We were scheduled to see Dr. Jim Pratt’s protege, Shep Smith.
Patrizia Barkley, Shep’s assistant, had greeted us in the lobby of the Fox News building at a few minutes before 3 p.m. on Wednesday, the last day of March, and we had settled on chairs a few feet from the news set when Shepard Smith came sauntering in to Studio B, accompanied by his father.
He sat down behind the news desk and fitted an ear phone in place while a make up artist dabbed his face here and there. He clicked on a computer and talked to various staff members and a mysterious presence in another room.
A countdown began and then the Ole Miss alumnus from Holly Springs led a fast paced news show with quick give and take and unusual cuts to uncommon perspectives. This is the hard news programming of daytime Fox News.
I remembered a younger Shep Smith, no more energetic than the version I was watching this afternoon, but without the headliner charm and resonance of the current news anchor.
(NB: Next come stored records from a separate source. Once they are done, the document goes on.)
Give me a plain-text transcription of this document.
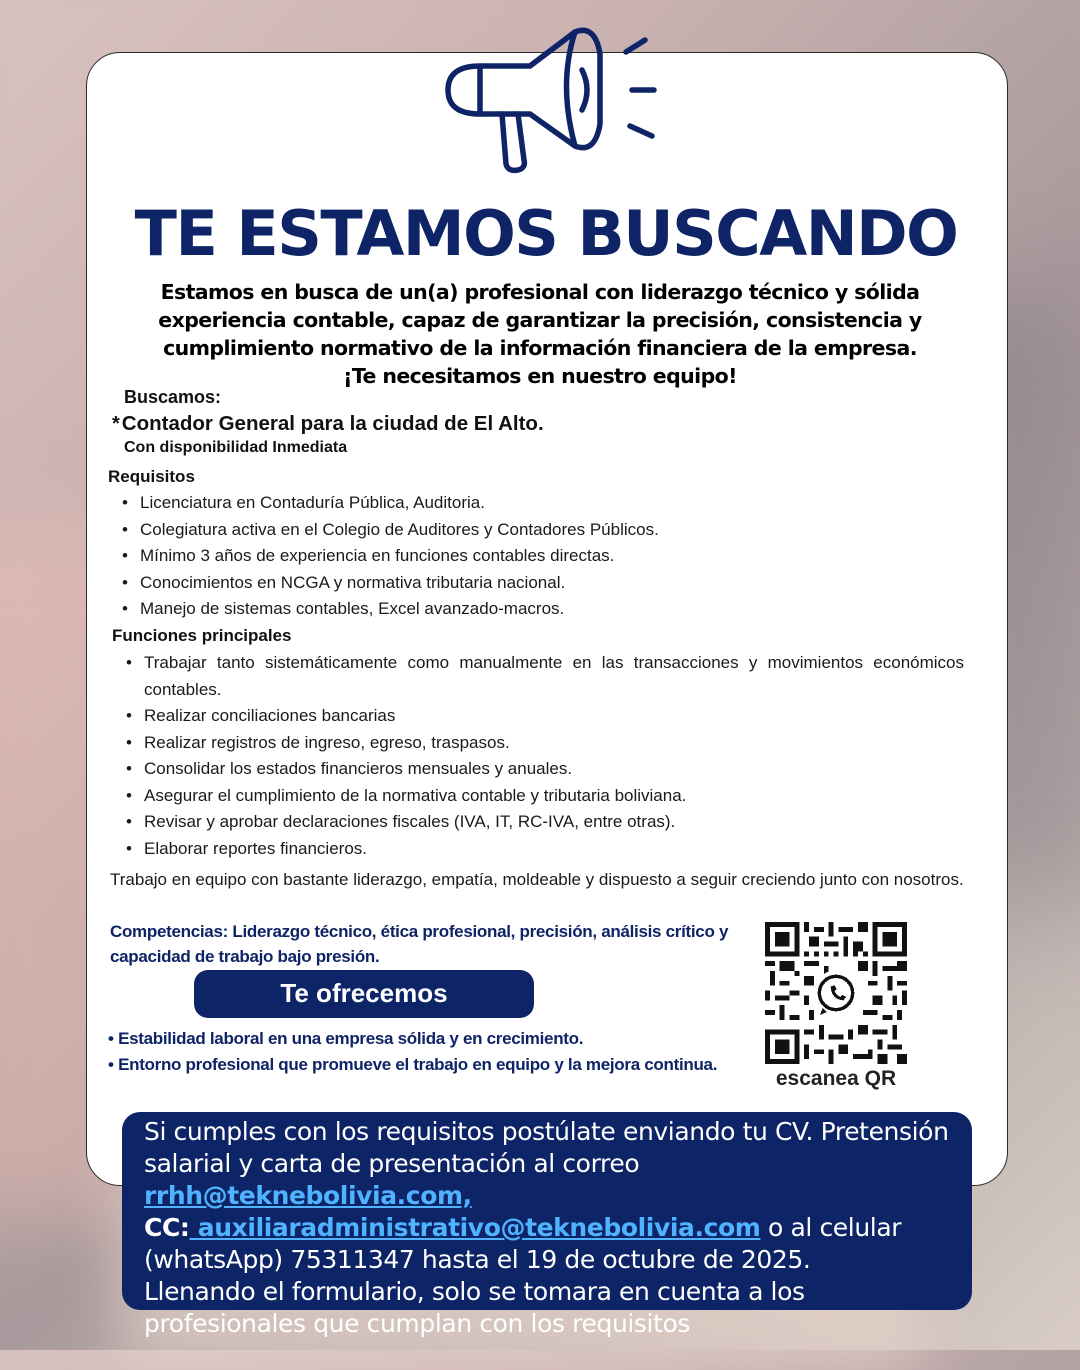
TE ESTAMOS BUSCANDO
Estamos en busca de un(a) profesional con liderazgo técnico y sólida
experiencia contable, capaz de garantizar la precisión, consistencia y
cumplimiento normativo de la información financiera de la empresa.
¡Te necesitamos en nuestro equipo!
Buscamos:
*Contador General para la ciudad de El Alto.
Con disponibilidad Inmediata
Requisitos
• Licenciatura en Contaduría Pública, Auditoria.
• Colegiatura activa en el Colegio de Auditores y Contadores Públicos.
• Mínimo 3 años de experiencia en funciones contables directas.
• Conocimientos en NCGA y normativa tributaria nacional.
• Manejo de sistemas contables, Excel avanzado-macros.
Funciones principales
• Trabajar tanto sistemáticamente como manualmente en las transacciones y movimientos económicos contables.
• Realizar conciliaciones bancarias
• Realizar registros de ingreso, egreso, traspasos.
• Consolidar los estados financieros mensuales y anuales.
• Asegurar el cumplimiento de la normativa contable y tributaria boliviana.
• Revisar y aprobar declaraciones fiscales (IVA, IT, RC-IVA, entre otras).
• Elaborar reportes financieros.
Trabajo en equipo con bastante liderazgo, empatía, moldeable y dispuesto a seguir creciendo junto con nosotros.
Competencias: Liderazgo técnico, ética profesional, precisión, análisis crítico y capacidad de trabajo bajo presión.
Te ofrecemos
• Estabilidad laboral en una empresa sólida y en crecimiento.
• Entorno profesional que promueve el trabajo en equipo y la mejora continua.
escanea QR
Si cumples con los requisitos postúlate enviando tu CV. Pretensión salarial y carta de presentación al correo rrhh@teknebolivia.com,
CC: auxiliaradministrativo@teknebolivia.com o al celular (whatsApp) 75311347 hasta el 19 de octubre de 2025.
Llenando el formulario, solo se tomara en cuenta a los profesionales que cumplan con los requisitos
He had emerged as a star anchor for Jim Pratt’s daily campus news program, and the campus was riveted by his superior skills, clever delivery and endless charm.
When he came back to campus last fall for a program in the Overby Center, he drew the largest crowd of the year, an audience that filled every seat and lined the walls, and in his disarming, informal style, he completely charmed the crowd.
Shep was as a general assignment reporter for the New York bureau of Fox News. Then he became a senior correspondent.
He reported the Columbine school shootings; President Clinton’s impeachment trial; the conflict in Kosovo; the Jonesboro, Ark. and Paducah, Ky. school shootings; Princess Diana’s funeral; the murder of Gianni Versace and the O.J. Simpson civil trial.
He had been with Fox News Edge in Los Angeles where he reported the crash of TWA Flight 800, the Montana Freemen standoff, the 1996 presidential campaign and the Oklahoma City bombing. He also worked for A Current Affair.
After Ole Miss, Shep had begun at WJHG-TV (NBC) in Panama City, Fla.
Jim Pratt had come to Ole Miss in 1982, and Shep Smith enrolled as a freshman in 1983. Some time during the 1984-85 school year, Dr. Jim had mentioned a promising young man from Holly Springs. He pointed him out to me, and I watched him as the semesters progressed.
Now more than 25 years later, it is amazing to see the talent that Jim Pratt had identified years ago as potential and to think of what Dr. Jim might be saying if he were sitting beside me in Studio B.